1. India offers to share real-time maritime data

In news:

  • India has made an offer to share intelligence of maritime movements in the Indian Ocean in real-time with 10 Indian Ocean littoral States.
  • This move is intended to counter China’s increased presence in the Indian Ocean Region (IOR).
  • The information to be shared includes movement of commercial traffic as well as intelligence.

Co-operative system:

  • India already has co-operative arrangements with several countries in the region and this initiative would see that expanding further.
  • For instance, white shipping agreements to share commercial shipping data have been signed with 12 countries and more are in the works.


D. GS4 Related

Nothing here for Today!!!



Nothing here for Today!!!


F. Practice Questions for UPSC Prelims Exam

Question 1. The Global Gender Gap Report is published by
  1. World Economic Forum
  2. World Bank
  3. IMF
  4. International Labour Organisation


Question 2. Cereal(s) grown by the people of the Harappan Civilisation was/were
  1. Wheat
  2. Rice
  3. Millet
  4. All the above


Question 3. Identify the correct sequence of passing a Budget in the Parliament
  1. Vote on Account-Finance Bill-Appropriation Bill-Discussion on Budget
  2. Finance Bill- Appropriation.
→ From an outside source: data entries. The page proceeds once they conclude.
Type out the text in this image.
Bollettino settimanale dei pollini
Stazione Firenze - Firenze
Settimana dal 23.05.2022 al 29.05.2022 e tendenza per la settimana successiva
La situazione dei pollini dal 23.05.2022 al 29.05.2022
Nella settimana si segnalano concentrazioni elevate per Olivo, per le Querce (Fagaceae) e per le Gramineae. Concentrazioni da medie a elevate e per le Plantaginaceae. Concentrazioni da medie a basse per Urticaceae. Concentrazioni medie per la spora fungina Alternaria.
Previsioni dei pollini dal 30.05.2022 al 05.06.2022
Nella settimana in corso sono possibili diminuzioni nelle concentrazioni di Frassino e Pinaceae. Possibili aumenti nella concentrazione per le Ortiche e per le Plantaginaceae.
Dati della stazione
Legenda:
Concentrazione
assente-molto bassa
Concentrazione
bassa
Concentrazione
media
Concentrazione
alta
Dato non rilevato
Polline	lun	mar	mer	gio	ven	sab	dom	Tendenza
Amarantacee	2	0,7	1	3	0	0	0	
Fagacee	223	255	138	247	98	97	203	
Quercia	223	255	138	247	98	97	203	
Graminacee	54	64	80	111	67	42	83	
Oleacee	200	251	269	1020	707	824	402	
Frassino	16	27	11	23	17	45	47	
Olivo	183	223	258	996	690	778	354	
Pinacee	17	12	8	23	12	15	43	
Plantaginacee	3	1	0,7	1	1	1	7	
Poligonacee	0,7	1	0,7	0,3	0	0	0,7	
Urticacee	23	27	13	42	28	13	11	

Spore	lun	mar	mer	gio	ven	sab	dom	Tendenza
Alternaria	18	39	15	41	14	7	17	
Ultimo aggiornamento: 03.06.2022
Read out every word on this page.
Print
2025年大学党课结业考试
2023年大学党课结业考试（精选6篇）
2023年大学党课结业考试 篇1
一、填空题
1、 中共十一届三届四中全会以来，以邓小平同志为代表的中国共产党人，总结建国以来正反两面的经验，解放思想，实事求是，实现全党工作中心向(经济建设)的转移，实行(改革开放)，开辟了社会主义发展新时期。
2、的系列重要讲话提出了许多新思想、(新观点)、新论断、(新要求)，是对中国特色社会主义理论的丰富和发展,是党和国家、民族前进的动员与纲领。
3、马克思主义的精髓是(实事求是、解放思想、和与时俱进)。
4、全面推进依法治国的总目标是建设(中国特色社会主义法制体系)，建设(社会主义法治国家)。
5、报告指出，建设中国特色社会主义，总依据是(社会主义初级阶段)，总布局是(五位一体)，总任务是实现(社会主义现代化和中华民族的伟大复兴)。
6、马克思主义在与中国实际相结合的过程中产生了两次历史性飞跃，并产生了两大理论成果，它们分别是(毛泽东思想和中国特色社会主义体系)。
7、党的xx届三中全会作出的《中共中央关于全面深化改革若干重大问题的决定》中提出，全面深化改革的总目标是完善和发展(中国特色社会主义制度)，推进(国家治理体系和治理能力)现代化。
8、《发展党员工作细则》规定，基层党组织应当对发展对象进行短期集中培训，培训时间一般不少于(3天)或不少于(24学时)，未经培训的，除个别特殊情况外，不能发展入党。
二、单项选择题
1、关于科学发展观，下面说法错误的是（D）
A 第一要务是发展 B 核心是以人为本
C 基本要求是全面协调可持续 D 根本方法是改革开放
Bill Discussion on Budget-Vote on Accounts
  3. Discussion on Budget-Vote on Account-Finance Bill-Appropriation Bill
  4. Discussion on Budget-Appropriation Bill-Finance Bill-Vote on Account
Question 4. The Reserve Bank of India issues:
  1. All the currency notes
  2. All the currency notes except the one rupee note
  3. All the currency notes except the hundred rupee note
  4. Only notes of Rs. 10 and above
Question 5. 'Repo rate' is the rate at which:
  1. The Reserve Bank of India lends to State Government
  2. The international aid agencies lend to Reserve Bank of India
  3. The Reserve Bank of India lends to banks
  4. The banks lend to Reserve Bank of India


G. UPSC Mains Practice Questions

GS Paper II
  1. Hard power without soft power stirs up resentments and enmities; soft power without hard power is a confession of weakness. Critically Analyze.
GS Paper III
  1. “Gender equality has to be looked at in a holistic way” Discuss.